The skilling deficit is arguably the more urgent constraint. Solar cell manufacturing requires precision process engineers, quality control specialists, and equipment maintenance technicians — profiles that India's existing vocational and engineering training pipelines do not yet produce in sufficient numbers. MNRE and the National Skill Development Corporation have solar-focused programmes, but industry feedback suggests the curriculum has not kept pace with the technology shift toward advanced cell architectures. Manufacturers expanding capacity in states like Rajasthan and Gujarat are already reporting difficulty sourcing trained process staff. Bridging this gap requires coordinated action between industry, state governments, and training institutions — and it needs to happen on a compressed timeline given that ALMM List-II compliance requirements are live today.

What This Means for India's Energy Transition

India's 500 GW renewable energy target by 2030 is not achievable without a robust, domestically rooted solar manufacturing base. The country cannot afford to build gigawatt-scale solar parks on the back of imported cells and remain exposed to geopolitical supply disruptions or currency-driven cost shocks. ALMM List-II is the right policy instrument — it creates the market pull that domestic cell manufacturers need to justify capital expenditure at scale. But the framework will only deliver its intended outcome if manufacturers respond with genuine investment in technology, talent, and process excellence rather than minimal-compliance capacity additions. The integration of the full solar value chain — from polysilicon and wafers through cells to modules — remains a longer-term ambition, but cell manufacturing is the critical next link that India must secure. Developers, financiers, and state energy departments all have a stake in ensuring this industrial transition succeeds, because project delivery timelines and tariff competitiveness ultimately depend on it.
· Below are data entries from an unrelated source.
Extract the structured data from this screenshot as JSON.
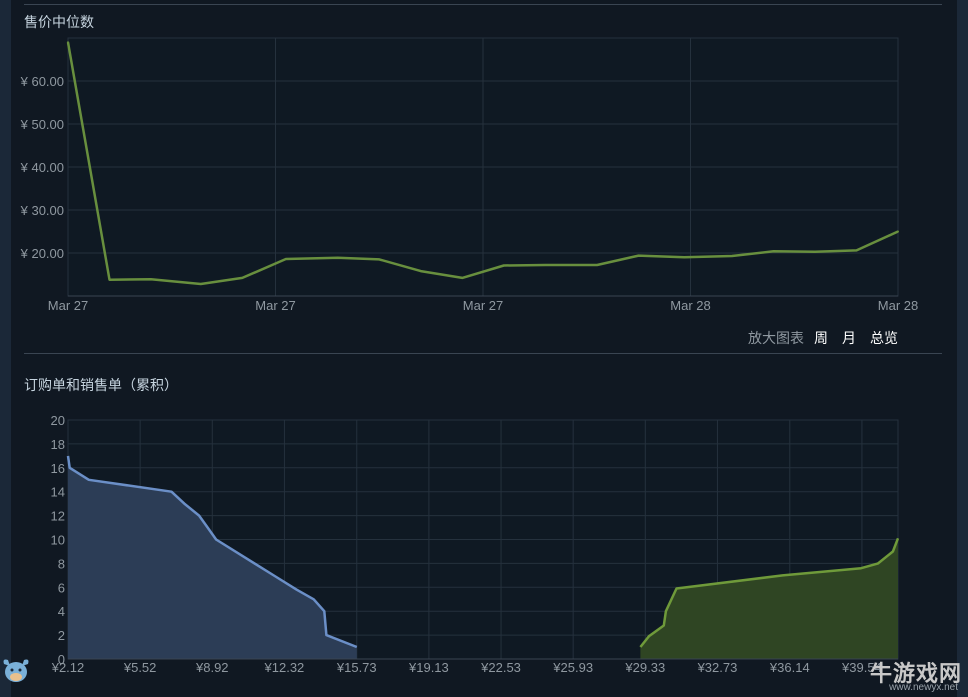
{
  "chart_data": [
    {
      "type": "line",
      "title": "售价中位数",
      "y_tick_labels": [
        "¥ 20.00",
        "¥ 30.00",
        "¥ 40.00",
        "¥ 50.00",
        "¥ 60.00"
      ],
      "y_ticks": [
        20,
        30,
        40,
        50,
        60
      ],
      "ylim": [
        10,
        70
      ],
      "x_tick_labels": [
        "Mar 27",
        "Mar 27",
        "Mar 27",
        "Mar 28",
        "Mar 28"
      ],
      "x_ticks": [
        0,
        1,
        2,
        3,
        4
      ],
      "xlim": [
        0,
        4
      ],
      "grid": true,
      "series": [
        {
          "color": "#688f3e",
          "points": [
            [
              0,
              69.0
            ],
            [
              0.2,
              13.8
            ],
            [
              0.4,
              13.9
            ],
            [
              0.64,
              12.8
            ],
            [
              0.84,
              14.2
            ],
            [
              1.05,
              18.6
            ],
            [
              1.3,
              18.9
            ],
            [
              1.5,
              18.5
            ],
            [
              1.7,
              15.8
            ],
            [
              1.9,
              14.2
            ],
            [
              2.1,
              17.1
            ],
            [
              2.3,
              17.2
            ],
            [
              2.55,
              17.2
            ],
            [
              2.75,
              19.4
            ],
            [
              2.97,
              19.0
            ],
            [
              3.2,
              19.3
            ],
            [
              3.4,
              20.4
            ],
            [
              3.6,
              20.3
            ],
            [
              3.8,
              20.6
            ],
            [
              4.0,
              25.0
            ]
          ]
        }
      ]
    },
    {
      "type": "area",
      "title": "订购单和销售单（累积）",
      "y_ticks": [
        0,
        2,
        4,
        6,
        8,
        10,
        12,
        14,
        16,
        18,
        20
      ],
      "ylim": [
        0,
        20
      ],
      "x_tick_labels": [
        "¥2.12",
        "¥5.52",
        "¥8.92",
        "¥12.32",
        "¥15.73",
        "¥19.13",
        "¥22.53",
        "¥25.93",
        "¥29.33",
        "¥32.73",
        "¥36.14",
        "¥39.54"
      ],
      "x_ticks": [
        2.12,
        5.52,
        8.92,
        12.32,
        15.73,
        19.13,
        22.53,
        25.93,
        29.33,
        32.73,
        36.14,
        39.54
      ],
      "xlim": [
        2.12,
        41.24
      ],
      "grid": true,
      "series": [
        {
          "color": "#6b8fc7",
          "fill": "#2c3d56",
          "points": [
            [
              2.12,
              17
            ],
            [
              2.2,
              16
            ],
            [
              3.1,
              15
            ],
            [
              7.0,
              14
            ],
            [
              7.6,
              13
            ],
            [
              8.3,
              12
            ],
            [
              8.7,
              11
            ],
            [
              9.1,
              10
            ],
            [
              11.9,
              6.9
            ],
            [
              12.9,
              5.8
            ],
            [
              13.7,
              5.0
            ],
            [
              14.2,
              4.0
            ],
            [
              14.3,
              2.0
            ],
            [
              15.73,
              1.0
            ]
          ]
        },
        {
          "color": "#6f9a3a",
          "fill": "#2f4523",
          "points": [
            [
              29.1,
              1.0
            ],
            [
              29.5,
              1.9
            ],
            [
              30.2,
              2.8
            ],
            [
              30.3,
              4.0
            ],
            [
              30.8,
              5.9
            ],
            [
              35.8,
              7.0
            ],
            [
              39.5,
              7.6
            ],
            [
              40.3,
              8.0
            ],
            [
              41.0,
              9.0
            ],
            [
              41.24,
              10.1
            ]
          ]
        }
      ]
    }
  ],
  "zoom": {
    "label": "放大图表",
    "buttons": [
      "周",
      "月",
      "总览"
    ]
  },
  "watermark": {
    "brand": "牛游戏网",
    "url": "www.newyx.net"
  }
}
Watch three things over the next 12 to 18 months: the pace at which PLI-backed manufacturers commission TOPCon cell lines and demonstrate commercial yields; whether MNRE expands skilling mandates as a condition of PLI disbursements; and how SECI structures procurement in upcoming large-scale tenders to enforce ALMM List-II compliance in practice. The answers will determine whether India's solar cell manufacturing story becomes a genuine industrial success or a policy ambition that stalled at the module layer.

Key Facts

  • India's PLI scheme for solar PV manufacturing has allocated capacity exceeding 24 GW, primarily at the module level
  • ALMM List-II mandates that only MNRE-listed domestic solar cells can be used in government-backed projects including SECI tenders and PM Surya Ghar scheme installations
  • India targets 500 GW of installed renewable energy capacity by 2030, requiring a fully integrated domestic solar manufacturing value chain

Frequently Asked Questions

What is ALMM List-II and how does it affect solar projects in India?

ALMM List-II is an MNRE policy requiring that solar cells used in government-backed projects come from approved domestic manufacturers. It extends the original ALMM framework from modules to cells, compelling developers like Adani Green and ReNew Power to source cells locally.

Why is India's solar cell manufacturing lagging behind module manufacturing?

India scaled module assembly rapidly under PLI incentives, but cell manufacturing requires more capital, advanced technology, and skilled labour. Domestic cell capacity remains well below module capacity, creating a supply gap that ALMM List-II now makes commercially urgent to close.

How does solar cell manufacturing support India's 500 GW renewable energy target?

A domestic cell manufacturing base reduces India's dependence on Chinese imports, protects project timelines from supply disruptions, and lowers long-term costs. Without it, India's 500 GW target by 2030 remains exposed to geopolitical and currency risks in the supply chain.